Over the past few years, investors have poured into low-yielding Treasury bonds, perceiving them as the safest place to be during the global economic tumult. But, according to Warren Buffett, bonds are one of the most dangerous places for investors to put their money over the long term — and that’s not going to change.
“The riskiness of an investment is not measured by beta (a Wall Street term encompassing volatility and often used in measuring risk) but rather by the probability — the reasoned probability — of that investment causing its owner a loss of purchasing power over his contemplated holding period,” Buffett writes for Fortune magazine in a piece billed as an adaptation of his upcoming annual letter to shareholders. “Assets can fluctuate greatly in price and not be risky as long as they are reasonably certain to deliver increased purchasing power over their holding period. And … a nonfluctuating asset can be laden with risk.”
The risk for bondholders — and investors in other currency-denominated assets like money market funds or bank deposits — comes in the form of inflation. Buffett says that throughout history, inflation and income taxes have eaten away at bond returns. And, today, with bond yields so low, “Right now bonds should come with a warning label,” Buffett says.

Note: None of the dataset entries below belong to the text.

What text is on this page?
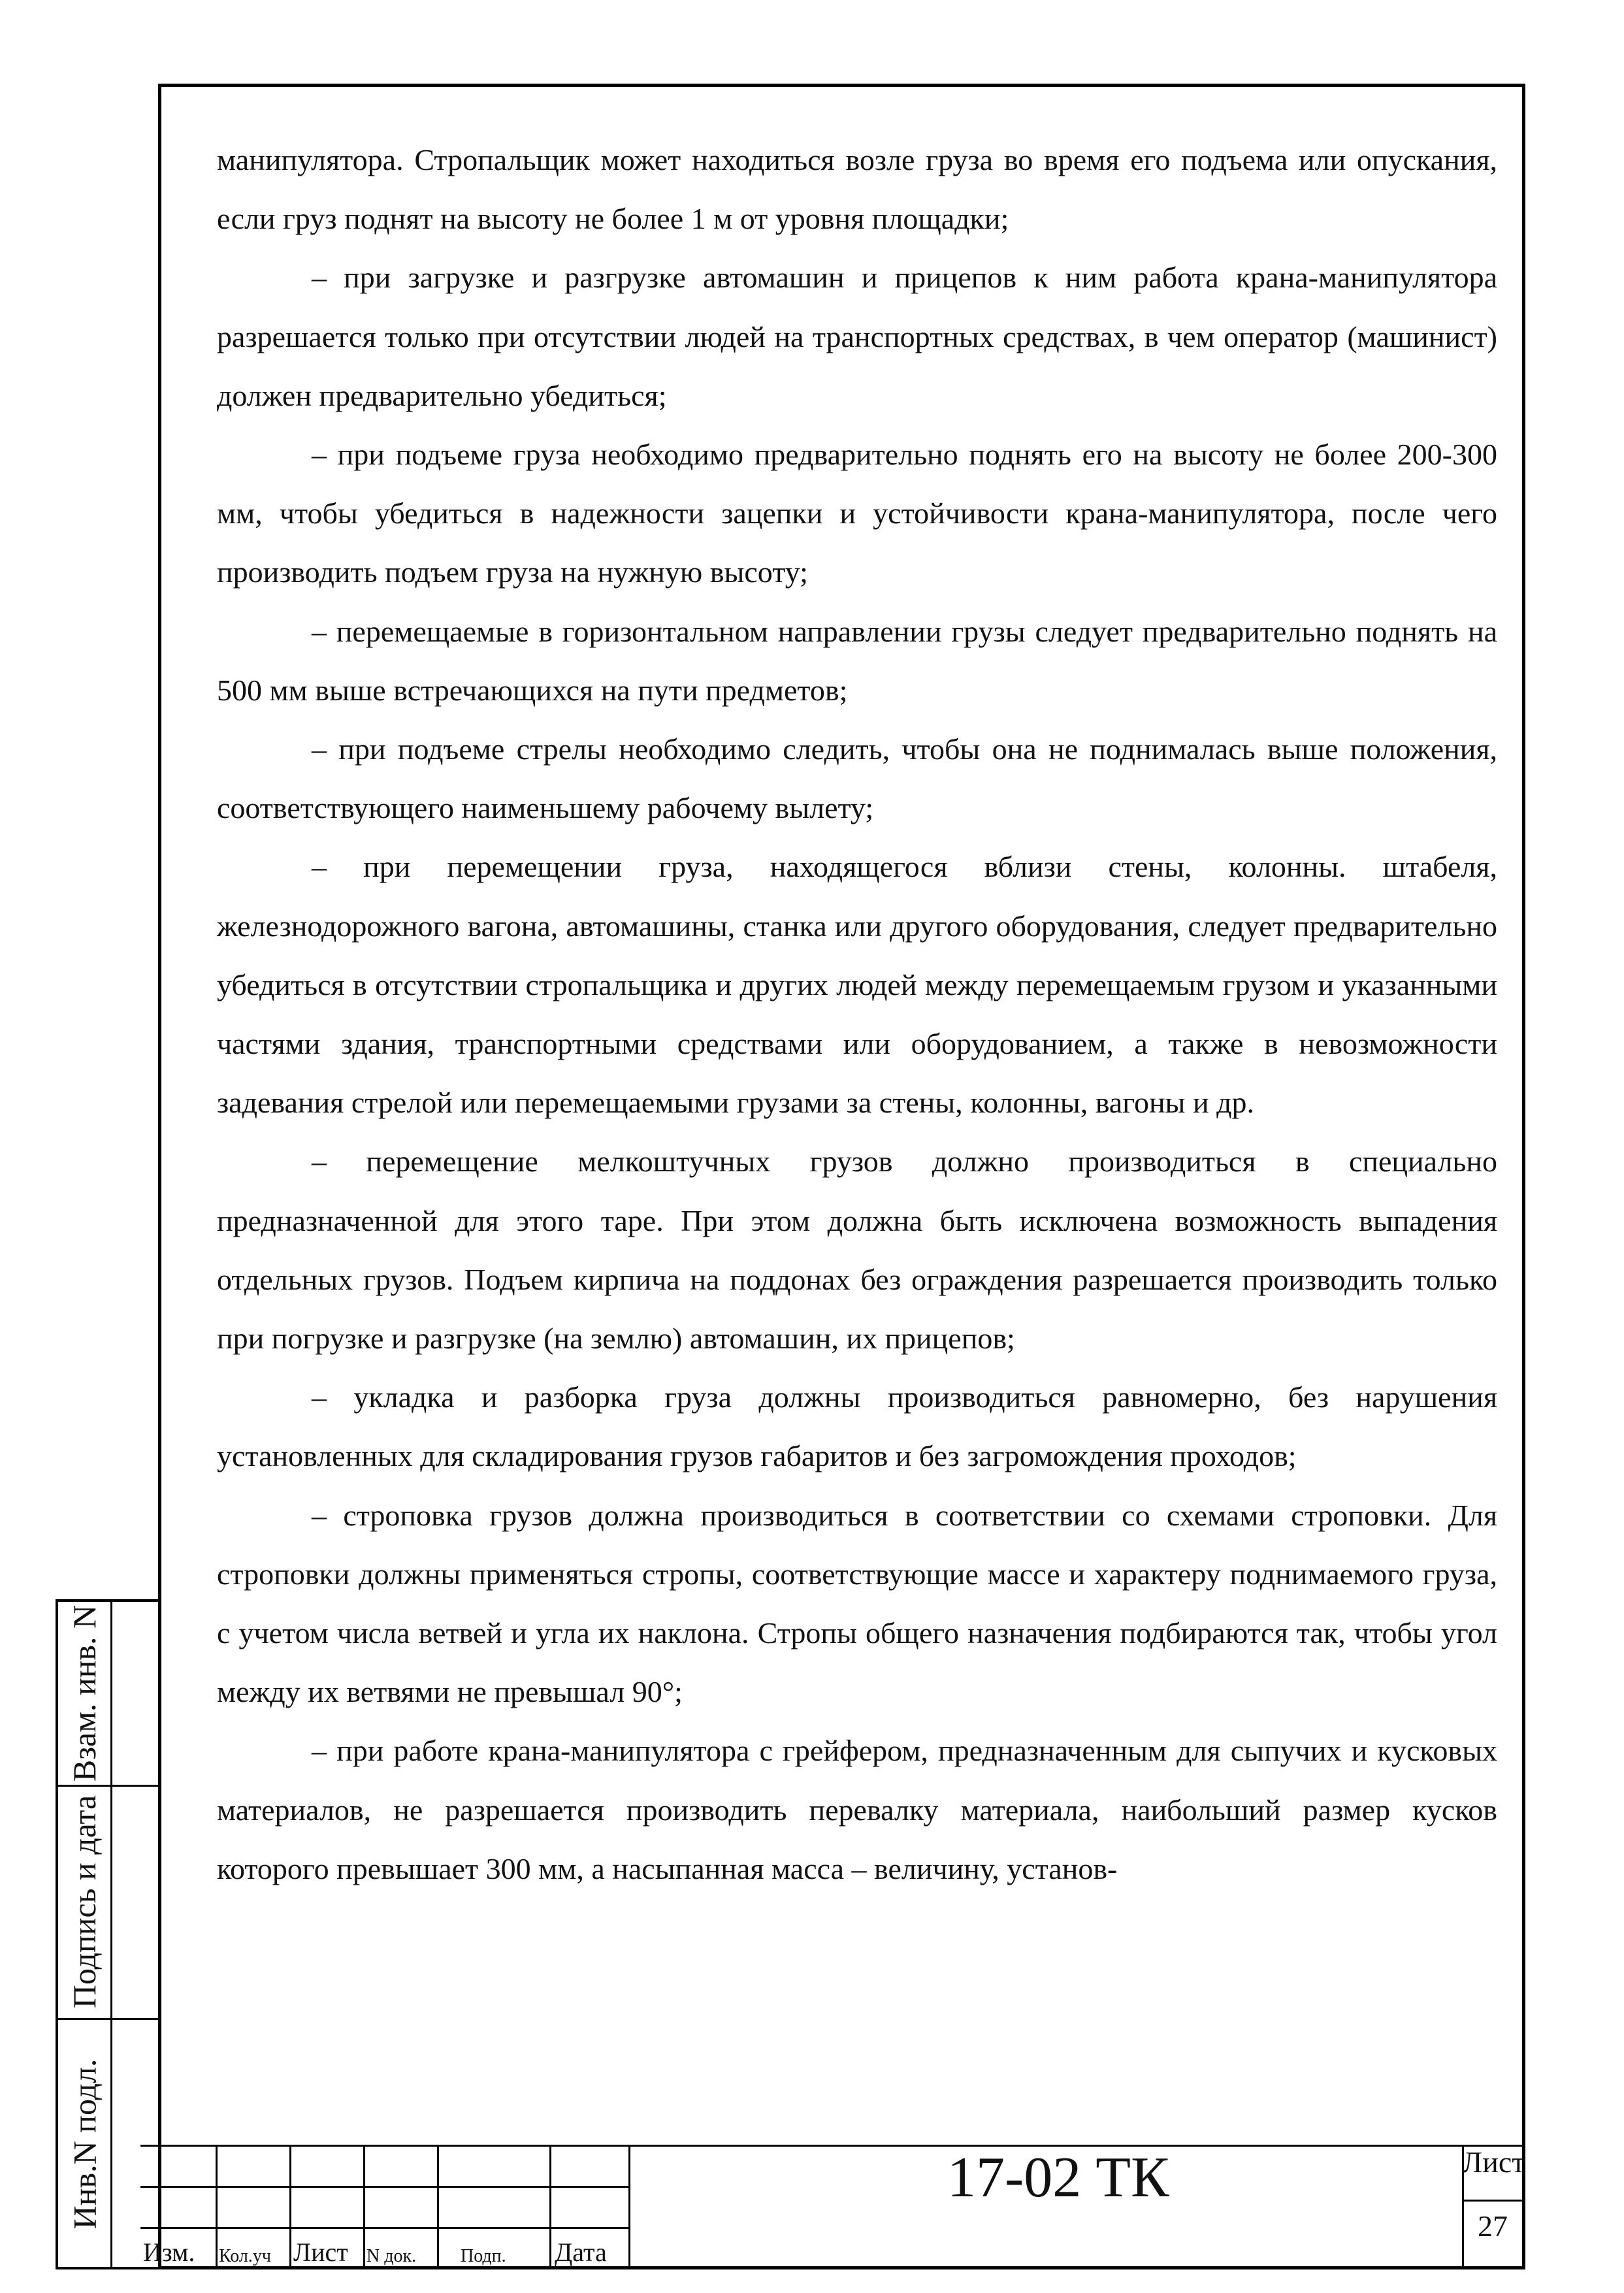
манипулятора. Стропальщик может находиться возле груза во время его подъема или опускания, если груз поднят на высоту не более 1 м от уровня площадки;

– при загрузке и разгрузке автомашин и прицепов к ним работа крана-манипулятора разрешается только при отсутствии людей на транспортных средствах, в чем оператор (машинист) должен предварительно убедиться;

– при подъеме груза необходимо предварительно поднять его на высоту не более 200-300 мм, чтобы убедиться в надежности зацепки и устойчивости крана-манипулятора, после чего производить подъем груза на нужную высоту;

– перемещаемые в горизонтальном направлении грузы следует предварительно поднять на 500 мм выше встречающихся на пути предметов;

– при подъеме стрелы необходимо следить, чтобы она не поднималась выше положения, соответствующего наименьшему рабочему вылету;

– при перемещении груза, находящегося вблизи стены, колонны. штабеля, железнодорожного вагона, автомашины, станка или другого оборудования, следует предварительно убедиться в отсутствии стропальщика и других людей между перемещаемым грузом и указанными частями здания, транспортными средствами или оборудованием, а также в невозможности задевания стрелой или перемещаемыми грузами за стены, колонны, вагоны и др.

– перемещение мелкоштучных грузов должно производиться в специально предназначенной для этого таре. При этом должна быть исключена возможность выпадения отдельных грузов. Подъем кирпича на поддонах без ограждения разрешается производить только при погрузке и разгрузке (на землю) автомашин, их прицепов;

– укладка и разборка груза должны производиться равномерно, без нарушения установленных для складирования грузов габаритов и без загромождения проходов;

– строповка грузов должна производиться в соответствии со схемами строповки. Для строповки должны применяться стропы, соответствующие массе и характеру поднимаемого груза, с учетом числа ветвей и угла их наклона. Стропы общего назначения подбираются так, чтобы угол между их ветвями не превышал 90°;

– при работе крана-манипулятора с грейфером, предназначенным для сыпучих и кусковых материалов, не разрешается производить перевалку материала, наибольший размер кусков которого превышает 300 мм, а насыпанная масса – величину, установ-

Взам. инв. N
Подпись и дата
Инв.N подл.
Изм. Кол.уч Лист N док. Подп. Дата
17-02 ТК	Лист
27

Since he took over Berkshire Hathaway in 1965, the purchasing power of the dollar has fallen 86%, Buffett says. Continuous rolling of Treasury bills over that period would have produced a 5.7% average annual return, he notes — but 4.3 points of that would have been eaten away by inflation. The other 1.4 points would have been lost to income taxes, he adds.
Buffett says he doesn’t like currency-based investments like bonds right now, though for liquidity reasons Berkshire owns substantial amounts of them.
Buffett also is lukewarm on another class of assets — those “that will never produce anything, but that are purchased in the buyer’s hope that someone else — who also knows that the assets will be forever unproductive — will pay more for them in the future.” Gold is the biggest example, and, while he doesn’t explicitly say it, Buffett hints at the idea that gold may be in a bubble right now, driven higher by fear and crowd-following. In general, he is skeptical of gold because it doesn’t produce anything or grow in size the way that a company might.
The third main category of investments — his preference — is “productive assets”, Buffett says, citing businesses, farms, and real estate. “Ideally, these assets should have the ability in inflationary times to deliver output that will retain its purchasing-power value while requiring a minimum of new capital investment,” he says.
Over the long term, the ability to keep pace with — and, in fact, grow faster than — inflation makes productive assets the place to be, Buffett says. “I believe that over any extended period of time this category of investing will prove to be the runaway winner among the three we’ve examined,” he says. “More important, it will be by far the safest.”